Pic: The Care Quality Commission will make full recommendations in March 2018
Young people suffering from mental health problems are facing long waiting times and are receiving poor access to care they urgently need, reports James Murray
The Care Quality Commission (CQC) submitted a review of the care provided and said that the current services could be “putting young lives at risk”.
Speaking about the report, Dr Paul Lelliott, deputy chief inspector and lead for mental health said: “This review has given CQC an important opportunity to not only consider the quality of care as found in our inspections, but also take a step back and look at the system as a whole.”

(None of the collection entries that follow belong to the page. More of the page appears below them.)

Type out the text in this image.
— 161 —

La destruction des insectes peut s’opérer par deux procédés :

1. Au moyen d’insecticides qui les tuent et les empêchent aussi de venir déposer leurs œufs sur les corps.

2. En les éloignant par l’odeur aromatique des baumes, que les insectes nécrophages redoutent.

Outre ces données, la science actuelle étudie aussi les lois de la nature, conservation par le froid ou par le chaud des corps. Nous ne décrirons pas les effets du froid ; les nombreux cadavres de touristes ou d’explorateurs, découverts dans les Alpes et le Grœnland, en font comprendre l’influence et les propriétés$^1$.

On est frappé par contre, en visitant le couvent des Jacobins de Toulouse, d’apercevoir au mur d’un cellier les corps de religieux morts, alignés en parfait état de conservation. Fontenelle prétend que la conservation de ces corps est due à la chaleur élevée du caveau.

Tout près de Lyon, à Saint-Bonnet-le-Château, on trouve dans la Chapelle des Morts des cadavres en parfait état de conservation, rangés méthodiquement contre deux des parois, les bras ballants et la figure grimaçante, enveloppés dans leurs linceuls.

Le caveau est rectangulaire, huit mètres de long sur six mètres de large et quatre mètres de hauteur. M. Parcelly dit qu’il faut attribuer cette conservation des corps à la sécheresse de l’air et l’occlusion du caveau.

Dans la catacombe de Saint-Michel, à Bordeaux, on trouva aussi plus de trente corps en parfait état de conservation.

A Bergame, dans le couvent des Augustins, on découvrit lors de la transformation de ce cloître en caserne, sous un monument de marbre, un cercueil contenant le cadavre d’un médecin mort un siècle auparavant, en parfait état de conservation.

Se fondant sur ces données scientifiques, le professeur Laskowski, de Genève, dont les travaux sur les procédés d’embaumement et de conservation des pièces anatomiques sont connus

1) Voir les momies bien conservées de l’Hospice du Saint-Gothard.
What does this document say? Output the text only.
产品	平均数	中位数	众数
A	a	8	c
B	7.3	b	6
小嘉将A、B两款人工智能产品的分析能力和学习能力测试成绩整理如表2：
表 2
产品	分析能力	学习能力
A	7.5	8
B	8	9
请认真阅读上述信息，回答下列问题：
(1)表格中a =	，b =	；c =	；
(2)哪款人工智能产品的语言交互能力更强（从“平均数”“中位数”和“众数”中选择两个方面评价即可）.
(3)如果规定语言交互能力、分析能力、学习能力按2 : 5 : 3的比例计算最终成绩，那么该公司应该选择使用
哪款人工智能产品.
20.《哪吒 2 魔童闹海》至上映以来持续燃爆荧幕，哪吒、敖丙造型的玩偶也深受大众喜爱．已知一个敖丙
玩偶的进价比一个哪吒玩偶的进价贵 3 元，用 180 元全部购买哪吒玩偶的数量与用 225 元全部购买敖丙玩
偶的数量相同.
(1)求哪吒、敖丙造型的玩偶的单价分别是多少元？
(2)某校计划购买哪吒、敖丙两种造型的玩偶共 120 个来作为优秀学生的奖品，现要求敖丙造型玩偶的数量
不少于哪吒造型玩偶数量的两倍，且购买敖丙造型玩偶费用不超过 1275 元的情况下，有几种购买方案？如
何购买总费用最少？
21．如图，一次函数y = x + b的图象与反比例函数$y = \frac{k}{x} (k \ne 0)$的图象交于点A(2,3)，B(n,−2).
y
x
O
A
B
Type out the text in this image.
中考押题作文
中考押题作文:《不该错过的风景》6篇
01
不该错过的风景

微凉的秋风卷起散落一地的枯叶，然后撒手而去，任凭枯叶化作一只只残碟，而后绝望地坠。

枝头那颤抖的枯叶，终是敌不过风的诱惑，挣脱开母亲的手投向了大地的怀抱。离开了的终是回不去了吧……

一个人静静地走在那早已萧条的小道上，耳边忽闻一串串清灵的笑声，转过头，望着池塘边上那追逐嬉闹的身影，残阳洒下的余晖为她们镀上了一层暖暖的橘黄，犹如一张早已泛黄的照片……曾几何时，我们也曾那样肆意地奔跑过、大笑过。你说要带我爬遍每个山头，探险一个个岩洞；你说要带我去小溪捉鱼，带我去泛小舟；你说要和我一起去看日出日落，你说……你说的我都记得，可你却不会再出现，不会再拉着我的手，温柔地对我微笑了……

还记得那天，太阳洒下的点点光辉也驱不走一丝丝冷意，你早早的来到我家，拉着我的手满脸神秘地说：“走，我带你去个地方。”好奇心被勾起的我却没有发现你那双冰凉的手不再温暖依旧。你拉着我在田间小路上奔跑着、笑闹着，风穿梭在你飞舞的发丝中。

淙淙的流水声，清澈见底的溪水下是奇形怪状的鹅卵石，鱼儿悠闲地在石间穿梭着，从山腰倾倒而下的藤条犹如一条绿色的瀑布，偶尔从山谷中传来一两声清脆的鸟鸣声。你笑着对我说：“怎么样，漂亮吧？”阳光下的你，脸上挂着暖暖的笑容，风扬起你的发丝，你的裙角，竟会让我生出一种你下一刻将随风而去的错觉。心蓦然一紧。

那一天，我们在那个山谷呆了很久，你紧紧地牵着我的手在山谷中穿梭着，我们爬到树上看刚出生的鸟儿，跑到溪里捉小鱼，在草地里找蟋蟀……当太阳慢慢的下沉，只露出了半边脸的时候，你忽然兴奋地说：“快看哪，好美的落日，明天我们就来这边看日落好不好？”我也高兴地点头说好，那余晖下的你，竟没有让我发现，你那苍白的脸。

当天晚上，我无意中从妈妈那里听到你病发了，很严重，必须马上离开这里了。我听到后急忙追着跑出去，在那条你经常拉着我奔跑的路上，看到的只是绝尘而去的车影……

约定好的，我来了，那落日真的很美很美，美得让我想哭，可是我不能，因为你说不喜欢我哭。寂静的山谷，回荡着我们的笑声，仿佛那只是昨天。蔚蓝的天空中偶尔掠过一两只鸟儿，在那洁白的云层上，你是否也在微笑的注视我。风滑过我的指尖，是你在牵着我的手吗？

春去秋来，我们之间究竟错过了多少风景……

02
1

He continued: “The Five Year Forward View for Mental Health sets out plans to improve access to high quality care close to home and more money has been allocated to develop these vital services.”
London South Bank University (LSBU) student, Michael, who received care at the University’s wellbeing centre said: “It is quite a bit of a wait and back in a time when I really needed it, I kind of wanted as soon as possible, but that’s not the fault of the college – it’s just because a lot of people are using the service. But it is really helpful no matter what the situation is.”
Another LSBU student Lauren had a different view on the service provided: “This has been one of the best services I have used, along with the doctors at Waterloo medical. It all got pushed through in around 48 hours which, coming from Newcastle, where everything takes around a month, down here it was really quick.”
When talking about the service provided by the NHS, another student, Sarah, said: “I tried to go through the NHS, but there was a six month waiting list for six sessions, so then I went private.”
The CQC will now make full recommendations when they publish their thematic review in March 2018.